A Soliera inaugurata la Ciclofficina Sociale
SOLIERA - Inaugura a Soliera, all’interno degli spazi adiacenti al Social Market “Il Pane e le Rose”, la Ciclofficina Sociale: un laboratorio aperto, che prevede percorsi educativi personalizzati per minori dove riparare, rimettersi in sella e ridare vita alle biciclette, promuovendo anche l’economia circolare e la mobilità sostenibile. È il frutto di Freni e Cassoni Education Lab, progetto promosso dalla cooperativa sociale Eortè con il sostegno del Comune di Soliera. La ciclofficina nasce come luogo educativo, pensato in particolare per i ragazzi segnalati dalle scuole nell’ambito dei percorsi di contrasto alla dispersione scolastica e per chi vive situazioni di fragilità: attraverso il lavoro manuale e la collaborazione si impara a stare insieme, ad ascoltarsi, a sentirsi accolti. Il progetto è il risultato di una rete ampia e radicata nel territorio. Al fianco di Eortè e del Comune di Soliera hanno contribuito ARCI Soliera e l’Associazione Il Pane e le Rose, che ospitano la ciclofficina all’interno del proprio ecosistema di welfare comunitario; FIAB (Federazione Italiana Amici della Bicicletta), partner tecnico e promotore della cultura ciclistica; il Comitato Popolarissimo della Balorda, punto di riferimento dell’animazione territoriale nelle frazioni; e la Ciclofficina di Modena, realtà di riferimento regionale per l’economia circolare applicata alla bicicletta, che ha offerto competenze tecniche e ispirazione nel modello organizzativo. A rendere possibile il progetto anche il contributo di 10.000 euro della Fondazione Cassa di Risparmio di Carpi, nell’ambito del bando “+ Sociale 2026”.

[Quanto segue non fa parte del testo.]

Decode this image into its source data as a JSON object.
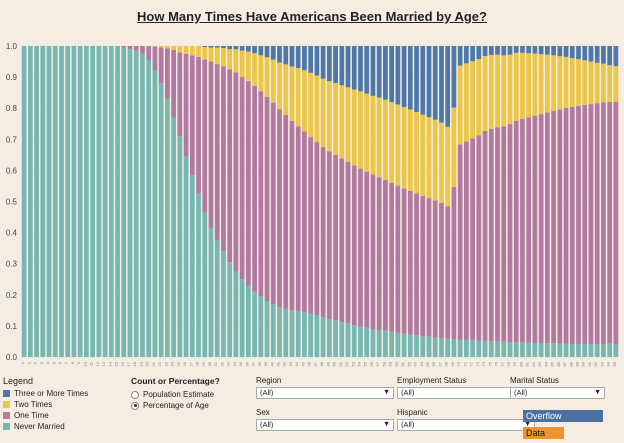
{
  "title": "How Many Times Have Americans Been Married by Age?",
  "colors": {
    "three_or_more": "#4e78a8",
    "two": "#ecc646",
    "one": "#b07aa1",
    "never": "#76b7b2"
  },
  "legend": {
    "title": "Legend",
    "items": [
      {
        "label": "Three or More Times",
        "color": "#4e78a8"
      },
      {
        "label": "Two Times",
        "color": "#ecc646"
      },
      {
        "label": "One Time",
        "color": "#b07aa1"
      },
      {
        "label": "Never Married",
        "color": "#76b7b2"
      }
    ]
  },
  "count_or_percentage": {
    "title": "Count or Percentage?",
    "options": [
      "Population Estimate",
      "Percentage of Age"
    ],
    "selected": "Percentage of Age"
  },
  "filters": {
    "region": {
      "label": "Region",
      "value": "(All)"
    },
    "employment_status": {
      "label": "Employment Status",
      "value": "(All)"
    },
    "marital_status": {
      "label": "Marital Status",
      "value": "(All)"
    },
    "sex": {
      "label": "Sex",
      "value": "(All)"
    },
    "hispanic": {
      "label": "Hispanic",
      "value": "(All)"
    }
  },
  "buttons": {
    "overflow": "Overflow",
    "data": "Data"
  },
  "chart_data": {
    "type": "bar",
    "stacked": true,
    "normalized": true,
    "ylim": [
      0,
      1
    ],
    "yticks": [
      0.0,
      0.1,
      0.2,
      0.3,
      0.4,
      0.5,
      0.6,
      0.7,
      0.8,
      0.9,
      1.0
    ],
    "ytick_labels": [
      "0.0",
      "0.1",
      "0.2",
      "0.3",
      "0.4",
      "0.5",
      "0.6",
      "0.7",
      "0.8",
      "0.9",
      "1.0"
    ],
    "x_start": 0,
    "x_end": 95,
    "series_order": [
      "never",
      "one",
      "two",
      "three_or_more"
    ],
    "series": [
      {
        "key": "never",
        "name": "Never Married",
        "values": [
          1,
          1,
          1,
          1,
          1,
          1,
          1,
          1,
          1,
          1,
          1,
          1,
          1,
          1,
          1,
          1,
          0.995,
          0.99,
          0.985,
          0.975,
          0.955,
          0.92,
          0.88,
          0.83,
          0.77,
          0.71,
          0.645,
          0.585,
          0.525,
          0.465,
          0.415,
          0.375,
          0.34,
          0.305,
          0.275,
          0.25,
          0.23,
          0.21,
          0.195,
          0.18,
          0.17,
          0.16,
          0.155,
          0.15,
          0.148,
          0.145,
          0.14,
          0.135,
          0.128,
          0.122,
          0.118,
          0.112,
          0.107,
          0.102,
          0.098,
          0.094,
          0.09,
          0.087,
          0.084,
          0.081,
          0.078,
          0.075,
          0.072,
          0.07,
          0.067,
          0.065,
          0.063,
          0.061,
          0.059,
          0.057,
          0.056,
          0.055,
          0.054,
          0.053,
          0.052,
          0.051,
          0.05,
          0.049,
          0.048,
          0.047,
          0.047,
          0.046,
          0.045,
          0.045,
          0.044,
          0.044,
          0.043,
          0.043,
          0.042,
          0.042,
          0.042,
          0.041,
          0.041,
          0.041,
          0.045,
          0.04
        ]
      },
      {
        "key": "one",
        "name": "One Time",
        "values": [
          0,
          0,
          0,
          0,
          0,
          0,
          0,
          0,
          0,
          0,
          0,
          0,
          0,
          0,
          0,
          0,
          0.005,
          0.01,
          0.015,
          0.025,
          0.045,
          0.078,
          0.115,
          0.162,
          0.217,
          0.27,
          0.33,
          0.385,
          0.44,
          0.492,
          0.535,
          0.567,
          0.595,
          0.62,
          0.64,
          0.65,
          0.657,
          0.662,
          0.66,
          0.656,
          0.648,
          0.637,
          0.624,
          0.609,
          0.594,
          0.58,
          0.567,
          0.556,
          0.547,
          0.539,
          0.532,
          0.526,
          0.52,
          0.514,
          0.508,
          0.502,
          0.497,
          0.491,
          0.485,
          0.479,
          0.473,
          0.467,
          0.462,
          0.456,
          0.451,
          0.446,
          0.441,
          0.435,
          0.425,
          0.49,
          0.628,
          0.638,
          0.649,
          0.66,
          0.675,
          0.683,
          0.689,
          0.693,
          0.701,
          0.712,
          0.719,
          0.725,
          0.731,
          0.736,
          0.742,
          0.748,
          0.753,
          0.758,
          0.762,
          0.766,
          0.769,
          0.772,
          0.775,
          0.778,
          0.775,
          0.78
        ]
      },
      {
        "key": "two",
        "name": "Two Times",
        "values": [
          0,
          0,
          0,
          0,
          0,
          0,
          0,
          0,
          0,
          0,
          0,
          0,
          0,
          0,
          0,
          0,
          0,
          0,
          0,
          0,
          0,
          0.002,
          0.005,
          0.008,
          0.013,
          0.02,
          0.025,
          0.03,
          0.035,
          0.04,
          0.045,
          0.053,
          0.058,
          0.065,
          0.075,
          0.085,
          0.095,
          0.105,
          0.115,
          0.128,
          0.138,
          0.15,
          0.162,
          0.175,
          0.187,
          0.197,
          0.207,
          0.214,
          0.22,
          0.226,
          0.231,
          0.236,
          0.24,
          0.244,
          0.248,
          0.251,
          0.253,
          0.256,
          0.258,
          0.26,
          0.261,
          0.262,
          0.262,
          0.262,
          0.261,
          0.26,
          0.259,
          0.258,
          0.256,
          0.255,
          0.253,
          0.251,
          0.248,
          0.245,
          0.241,
          0.237,
          0.233,
          0.228,
          0.223,
          0.219,
          0.212,
          0.206,
          0.2,
          0.193,
          0.186,
          0.178,
          0.171,
          0.164,
          0.157,
          0.15,
          0.143,
          0.137,
          0.13,
          0.124,
          0.118,
          0.115
        ]
      },
      {
        "key": "three_or_more",
        "name": "Three or More Times",
        "values": [
          0,
          0,
          0,
          0,
          0,
          0,
          0,
          0,
          0,
          0,
          0,
          0,
          0,
          0,
          0,
          0,
          0,
          0,
          0,
          0,
          0,
          0,
          0,
          0,
          0,
          0,
          0,
          0,
          0,
          0.003,
          0.005,
          0.005,
          0.007,
          0.01,
          0.01,
          0.015,
          0.018,
          0.023,
          0.03,
          0.036,
          0.044,
          0.053,
          0.059,
          0.066,
          0.071,
          0.078,
          0.086,
          0.095,
          0.105,
          0.113,
          0.119,
          0.126,
          0.133,
          0.14,
          0.146,
          0.153,
          0.16,
          0.166,
          0.173,
          0.18,
          0.188,
          0.196,
          0.204,
          0.212,
          0.221,
          0.229,
          0.237,
          0.246,
          0.26,
          0.198,
          0.063,
          0.056,
          0.049,
          0.042,
          0.032,
          0.029,
          0.028,
          0.03,
          0.028,
          0.022,
          0.022,
          0.023,
          0.024,
          0.026,
          0.028,
          0.03,
          0.033,
          0.035,
          0.039,
          0.042,
          0.046,
          0.05,
          0.054,
          0.057,
          0.062,
          0.065
        ]
      }
    ]
  }
}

"Sostenere progetti come la Ciclofficina Sociale significa investire concretamente nelle comunità e nei giovani. Questo intervento unisce inclusione, educazione e sostenibilità, valorizzando il territorio e creando opportunità reali per chi si trova in situazioni di fragilità. Già da diversi anni, con il bando "+ Sociale", la Fondazione intende promuovere iniziative capaci di generare concreta coesione sociale: la Ciclofficina è un esempio virtuoso, che promuove autonomia, competenze e relazioni positive, offrendo ai ragazzi uno spazio dove crescere e sentirsi parte attiva della comunità" – aggiunge Mario Ascari, presidente della Fondazione Cassa di Risparmio di Carpi.

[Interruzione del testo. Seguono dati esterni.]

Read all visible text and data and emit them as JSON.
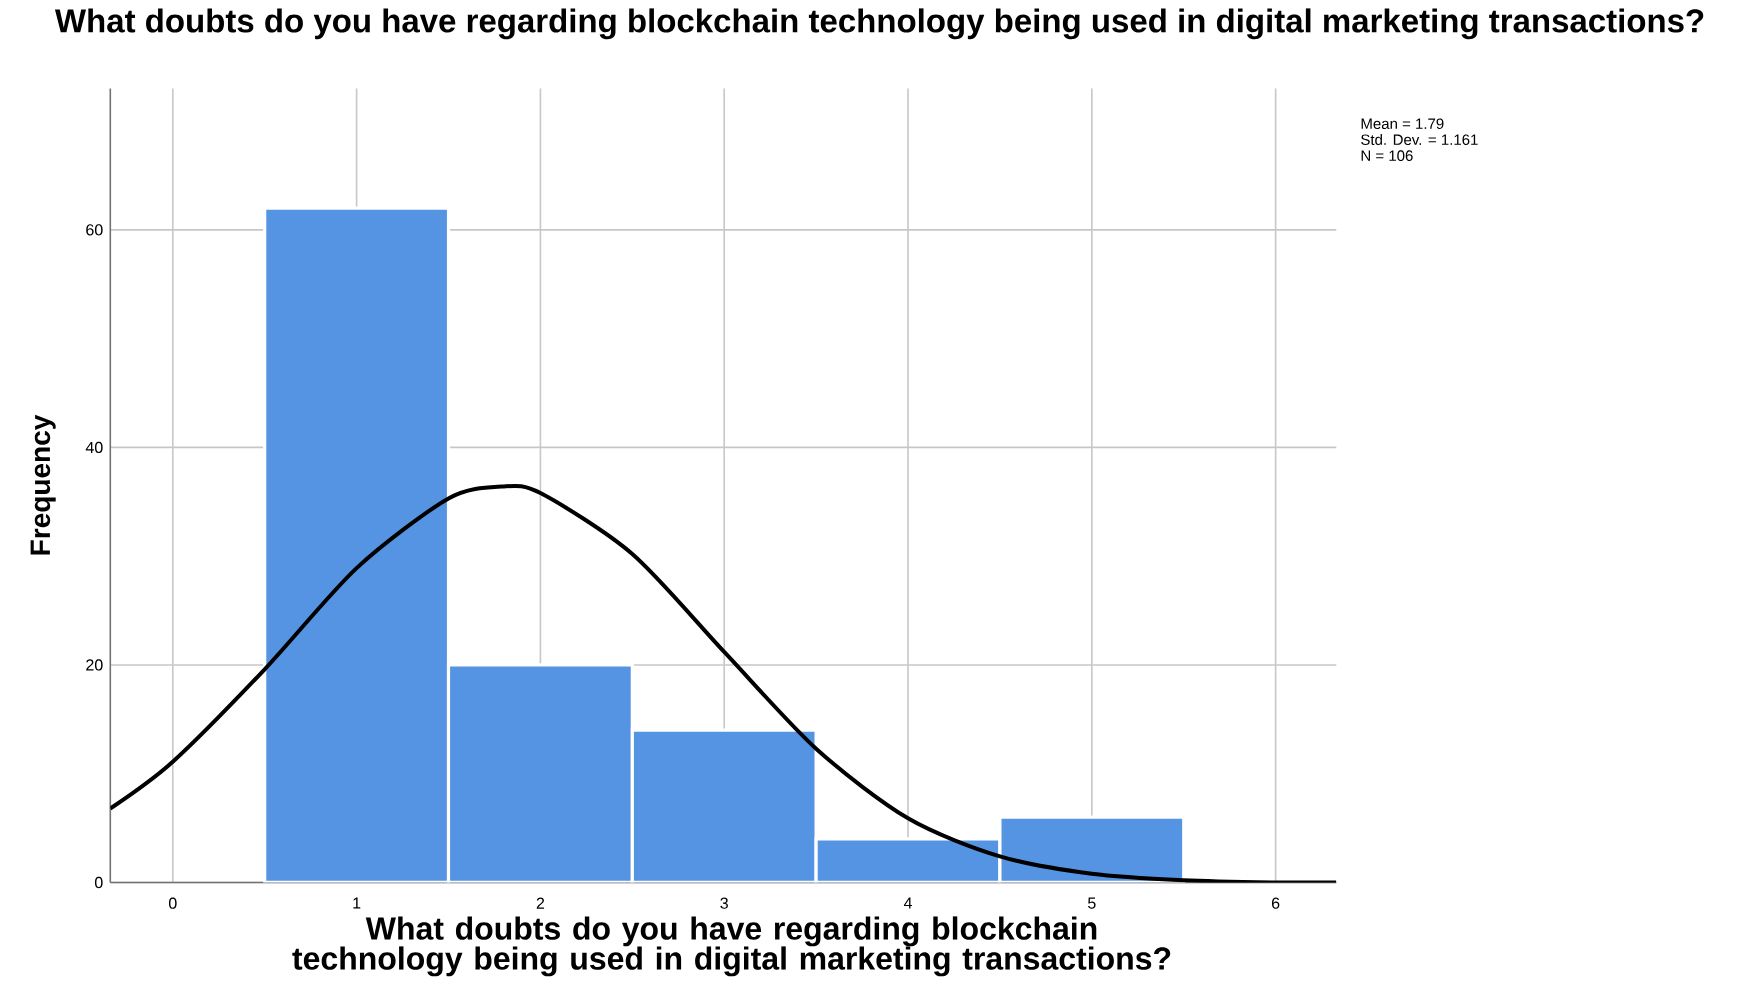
{
  "chart_data": {
    "type": "histogram",
    "title": "What  doubts  do you have regarding blockchain technology being used in digital marketing transactions?",
    "xlabel": "What  doubts  do you have regarding blockchain technology being used in digital marketing transactions?",
    "ylabel": "Frequency",
    "bins": [
      0.5,
      1.5,
      2.5,
      3.5,
      4.5,
      5.5
    ],
    "values": [
      62,
      20,
      14,
      4,
      6
    ],
    "color": "#5594e3",
    "series": [
      {
        "type": "line",
        "color": "#000000",
        "x": [
          -0.34,
          0,
          0.5,
          1,
          1.5,
          1.79,
          2,
          2.5,
          3,
          3.5,
          4,
          4.5,
          5,
          5.5,
          6,
          6.33
        ],
        "values": [
          6.8,
          11.1,
          19.6,
          28.9,
          35.3,
          36.4,
          35.8,
          30.2,
          21.2,
          12.3,
          5.9,
          2.4,
          0.8,
          0.2,
          0,
          0
        ]
      }
    ],
    "xlim": [
      -0.34,
      6.33
    ],
    "ylim": [
      0,
      73
    ],
    "xticks": [
      0,
      1,
      2,
      3,
      4,
      5,
      6
    ],
    "yticks": [
      0,
      20,
      40,
      60
    ],
    "grid": true,
    "annotations": [
      "Mean = 1.79",
      "Std. Dev. = 1.161",
      "N = 106"
    ]
  }
}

«La Ciclofficina Sociale rappresenta per Eortè una nuova tappa nel lavoro rivolto ai giovani e alle reti del territorio. È uno spazio in cui la manualità diventa occasione educativa, relazione e possibilità di crescita. Qui i ragazzi possono sperimentarsi in un contesto accogliente e concreto, dove il fare insieme aiuta a costruire fiducia, appartenenza e nuove opportunità» – dichiara Roberto Zanoli, presidente Eortè Cooperativa Sociale.
«La ciclofficina è esattamente il tipo di risposta che una comunità può darsi quando decide di prendersi cura dei propri ragazzi e dei propri spazi – sottolinea Caterina Bagni, sindaca di Soliera. – Recuperare biciclette abbandonate per trasformarle in strumenti di inclusione, di formazione e di mobilità è un gesto semplice e potente allo stesso tempo. Siamo orgogliosi di aver sostenuto questo percorso insieme a Eortè e a una rete di partner che credono davvero nel valore del fare insieme».